Of course, the year goes by, we make every payment on time, and we are declined for another loan. Now we are struggling with a payment that we cannot possibly afford, and it makes all of our other bills more and more difficult to pay. Since 2006 we have been spiraling downward financially. When the Administration began its bank bailouts and loan modification programs, we hoped we would be eligible for this. About six months ago, our mortgage broker sent 65 pages of documents to IndyMac to begin negotiations, and never heard back from them. Then a couple of weeks ago we got a notice on the door that our house would be up for sale on Monday, March 15. They had simply ignored our broker and begun foreclosure proceedings.

Our broker sent them a RESPA request, and in speaking with IndyMac, they suggested 'a loan modification' to her.
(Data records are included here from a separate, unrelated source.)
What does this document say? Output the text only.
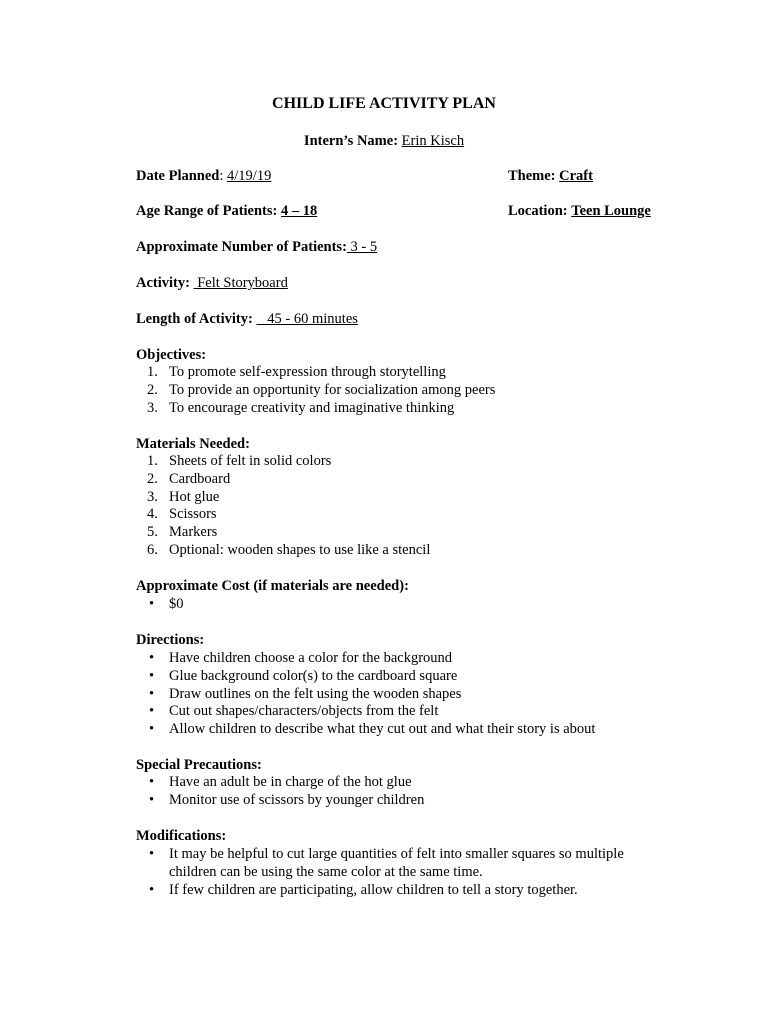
CHILD LIFE ACTIVITY PLAN
Intern’s Name: Erin Kisch
Date Planned: 4/19/19	Theme: Craft
Age Range of Patients: 4 – 18	Location: Teen Lounge
Approximate Number of Patients: 3 - 5
Activity:  Felt Storyboard
Length of Activity:    45 - 60 minutes
Objectives:
1. To promote self-expression through storytelling
2. To provide an opportunity for socialization among peers
3. To encourage creativity and imaginative thinking
Materials Needed:
1. Sheets of felt in solid colors
2. Cardboard
3. Hot glue
4. Scissors
5. Markers
6. Optional: wooden shapes to use like a stencil
Approximate Cost (if materials are needed):
• $0
Directions:
• Have children choose a color for the background
• Glue background color(s) to the cardboard square
• Draw outlines on the felt using the wooden shapes
• Cut out shapes/characters/objects from the felt
• Allow children to describe what they cut out and what their story is about
Special Precautions:
• Have an adult be in charge of the hot glue
• Monitor use of scissors by younger children
Modifications:
• It may be helpful to cut large quantities of felt into smaller squares so multiple children can be using the same color at the same time.
• If few children are participating, allow children to tell a story together.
But they do not seem ready to work with us in good faith, and rather than trust to their honesty in negotiation, we have filed emergency bankruptcy proceedings to give us a couple of weeks to try to keep the house from being sold out from under us while they pretend to be negotiating. It does not seem to be in their interest to help us stay in the house; from my understanding they get money from the government when they do a foreclosure, and there is nothing to motivate them to work with us.

We are at the end of our rope. My husband is 62, I am 50 and our 3 kids at home are 11, 13, and 18. The idea of being out on the street at this point in our lives - and our kids lives - and losing the house that my husband has owned since 1983 is just shattering. We are not spendthrifts - we don't have credit-card debt; we don't have car payments; our debt (other than the house) is mainly stemming from our youngest child's eye surgery in 2008.

I don't know if there is anything that can be done or any place to turn, but if there is, we would greatly appreciate any assistance or advice.

Sincerely, Alicia Morgan

Anyway, I wish that I were not in this situation, and could be doing what I want to do - working to elect progressive candidates and writing about progressive values - but this, of course, is the result of these things that progressives have been fighting against, and that predatory capitalism and the unfettered implementation of Republican ideals - 'free' markets, deregulation, limited government oversight, 'what's good for Big Business is good for America' - have brought us to. But what's good for Big Business, while being very good indeed for Big Business, has proven disastrous for the rest of America.

(Update - how long has it been since I blogged? Long enough that the first iteration of this post did not contain the link to Blue Gal's blog! Love ya, Gal! Fixt.)